The 60-year-old South Korean writer-director Hong Sang-soo is one of the most tirelessly productive filmmakers working today. He's made more than two dozen films over the past couple of decades, sometimes churning out one or even two a year. The consistency and quality of his work have earned him a significant following at film festivals and among arthouse audiences, who've come to love his wry and melancholy movies: slender, low-budget dramedies that are often focused on the fractious dynamics between women and men.
His stories are usually built around a few recurring elements: romantic entanglements, personal anxieties, ordinary conversations that gradually turn uncomfortable and revealing — especially if there's drinking involved. For this reason, Hong has often been wrongly accused of making the same movie over and over again, with only slight variations in story and structure. It's not that Hong repeats himself; it's more that he's fascinated by repetition as a fact of life, the way people often find both comfort and dissatisfaction in routine.
He explores that tendency to sublime effect in The Woman Who Ran, his latest movie to hit theaters. If you're unfamiliar with Hong's work, this is as good a place to start as any. The title is a bit of a riddle — there are several women in the story, and we never see any of them running. The main character is a mild-mannered woman from Seoul named Gamhee, who's played by the terrific actress Kim Min-hee, Hong's frequent collaborator and off-screen partner.
In the movie, Gamhee pays three different visits to three different women whom she hasn't seen in quite some time. In the first story, she goes to stay with an old friend who recently got divorced and now lives with a roommate outside Seoul. In the second, Gamhee drops in on another old friend who works as a pilates instructor and is having romantic troubles: She has a crush on one neighbor and is being pestered by another.
The third story takes place at a cafe in Seoul, and it's more tense than the other two, as Gamhee has a reunion with a woman she fell out with years ago.
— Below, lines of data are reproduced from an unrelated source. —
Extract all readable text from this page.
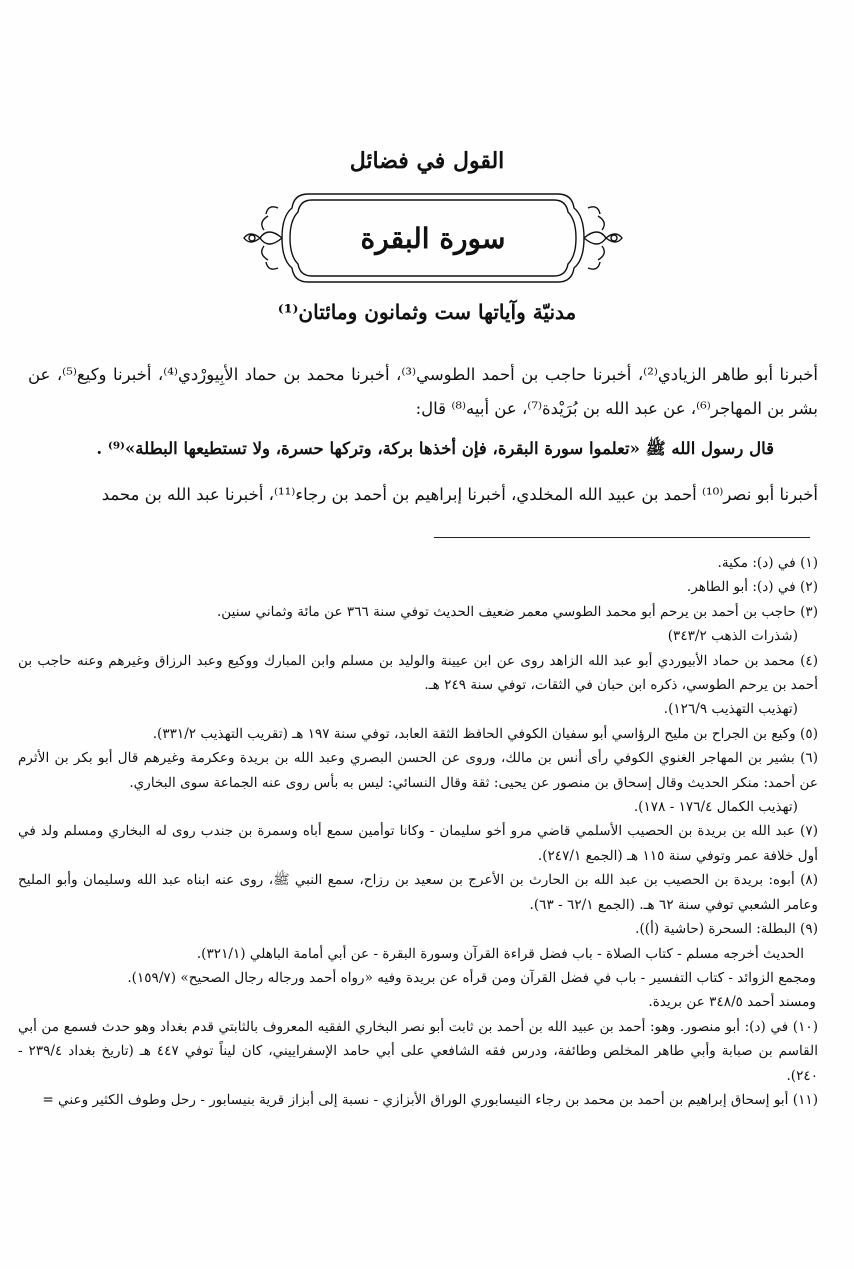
القول في فضائل
سورة البقرة
مدنيّة وآياتها ست وثمانون ومائتان⁽¹⁾
أخبرنا أبو طاهر الزيادي⁽²⁾، أخبرنا حاجب بن أحمد الطوسي⁽³⁾، أخبرنا محمد بن حماد الأبِيورْدي⁽⁴⁾، أخبرنا وكيع⁽⁵⁾، عن بشر بن المهاجر⁽⁶⁾، عن عبد الله بن بُرَيْدة⁽⁷⁾، عن أبيه⁽⁸⁾ قال:
قال رسول الله ﷺ «تعلموا سورة البقرة، فإن أخذها بركة، وتركها حسرة، ولا تستطيعها البطلة»⁽⁹⁾ .
أخبرنا أبو نصر⁽¹⁰⁾ أحمد بن عبيد الله المخلدي، أخبرنا إبراهيم بن أحمد بن رجاء⁽¹¹⁾، أخبرنا عبد الله بن محمد
(١) في (د): مكية.
(٢) في (د): أبو الطاهر.
(٣) حاجب بن أحمد بن يرحم أبو محمد الطوسي معمر ضعيف الحديث توفي سنة ٣٦٦ عن مائة وثماني سنين.
(شذرات الذهب ٣٤٣/٢)
(٤) محمد بن حماد الأبيوردي أبو عبد الله الزاهد روى عن ابن عيينة والوليد بن مسلم وابن المبارك ووكيع وعبد الرزاق وغيرهم وعنه حاجب بن أحمد بن يرحم الطوسي، ذكره ابن حبان في الثقات، توفي سنة ٢٤٩ هـ.
(تهذيب التهذيب ١٢٦/٩).
(٥) وكيع بن الجراح بن مليح الرؤاسي أبو سفيان الكوفي الحافظ الثقة العابد، توفي سنة ١٩٧ هـ (تقريب التهذيب ٣٣١/٢).
(٦) بشير بن المهاجر الغنوي الكوفي رأى أنس بن مالك، وروى عن الحسن البصري وعبد الله بن بريدة وعكرمة وغيرهم قال أبو بكر بن الأثرم عن أحمد: منكر الحديث وقال إسحاق بن منصور عن يحيى: ثقة وقال النسائي: ليس به بأس روى عنه الجماعة سوى البخاري.
(تهذيب الكمال ١٧٦/٤ - ١٧٨).
(٧) عبد الله بن بريدة بن الحصيب الأسلمي قاضي مرو أخو سليمان - وكانا توأمين سمع أباه وسمرة بن جندب روى له البخاري ومسلم ولد في أول خلافة عمر وتوفي سنة ١١٥ هـ (الجمع ٢٤٧/١).
(٨) أبوه: بريدة بن الحصيب بن عبد الله بن الحارث بن الأعرج بن سعيد بن رزاح، سمع النبي ﷺ، روى عنه ابناه عبد الله وسليمان وأبو المليح وعامر الشعبي توفي سنة ٦٢ هـ. (الجمع ٦٢/١ - ٦٣).
(٩) البطلة: السحرة (حاشية (أ)).
الحديث أخرجه مسلم - كتاب الصلاة - باب فضل قراءة القرآن وسورة البقرة - عن أبي أمامة الباهلي (٣٢١/١).
ومجمع الزوائد - كتاب التفسير - باب في فضل القرآن ومن قرأه عن بريدة وفيه «رواه أحمد ورجاله رجال الصحيح» (١٥٩/٧).
ومسند أحمد ٣٤٨/٥ عن بريدة.
(١٠) في (د): أبو منصور. وهو: أحمد بن عبيد الله بن أحمد بن ثابت أبو نصر البخاري الفقيه المعروف بالثابتي قدم بغداد وهو حدث فسمع من أبي القاسم بن صبابة وأبي طاهر المخلص وطائفة، ودرس فقه الشافعي على أبي حامد الإسفراييني، كان ليناً توفي ٤٤٧ هـ (تاريخ بغداد ٢٣٩/٤ - ٢٤٠).
(١١) أبو إسحاق إبراهيم بن أحمد بن محمد بن رجاء النيسابوري الوراق الأبزازي - نسبة إلى أبزاز قرية بنيسابور - رحل وطوف الكثير وعني =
Hong doesn't push this scene toward a heated confrontation. Instead he lets his characters tiptoe their way through an emotional minefield, clinging to a veneer of politeness that only makes the whole situation more awkward.
Hong is a terrific observer. Rather than cutting back and forth between his actors, he lets their conversation play out in a single take, with little camera movement except the occasional zoom. He gets remarkably naturalistic performances, with all the hesitations and evasions of normal speech. You feel as if you're there in the same room as these characters.
Each chapter of The Woman Who Ran is funny, moving and absorbing on its own, but the film is even more intriguing to think about afterward as you puzzle over how those chapters fit together. In each story, Gamhee and her friend share a meal — and one of the rare pleasures of Hong's movies is that they show us people actually taking the time to eat and enjoy their food. Also in each story, an uninvited man shows up midway through and triggers a mildly unpleasant interaction. At one point, the divorced friend and her roommate get in a cringingly polite argument with their male neighbor who wants them to stop feeding the stray cats that sometimes enter their yard. It's my favorite scene in the movie, a small masterpiece of passive-aggressive debate, capped by the best feline reaction shot I've seen in ages.
Hong usually divides his attention equally between women and men, and he's often been a sharp, self-implicating critic of Korean male misbehavior. Here, the focus is on the women. Gamhee of course gets the most screen time, but she's also reluctant to reveal much about herself. We know that she has a husband she claims to be inseparable from — a statement that rings a little more hollow every time she repeats it. If they're so inseparable, why don't we ever meet him?
Maybe Gamhee is the woman who's running after all, fleeing from a life of emptiness she can't bring herself to acknowledge and checking in on women from her past to see if they're any better off. Kim's lovely performance hints at this possibility without committing to it outright, and it's that ambiguity that gives this deceptively small-looking movie its lingering resonance. As Hong Sang-soo reminds us, few things are as inherently dramatic, or mysterious, as the stuff of everyday life.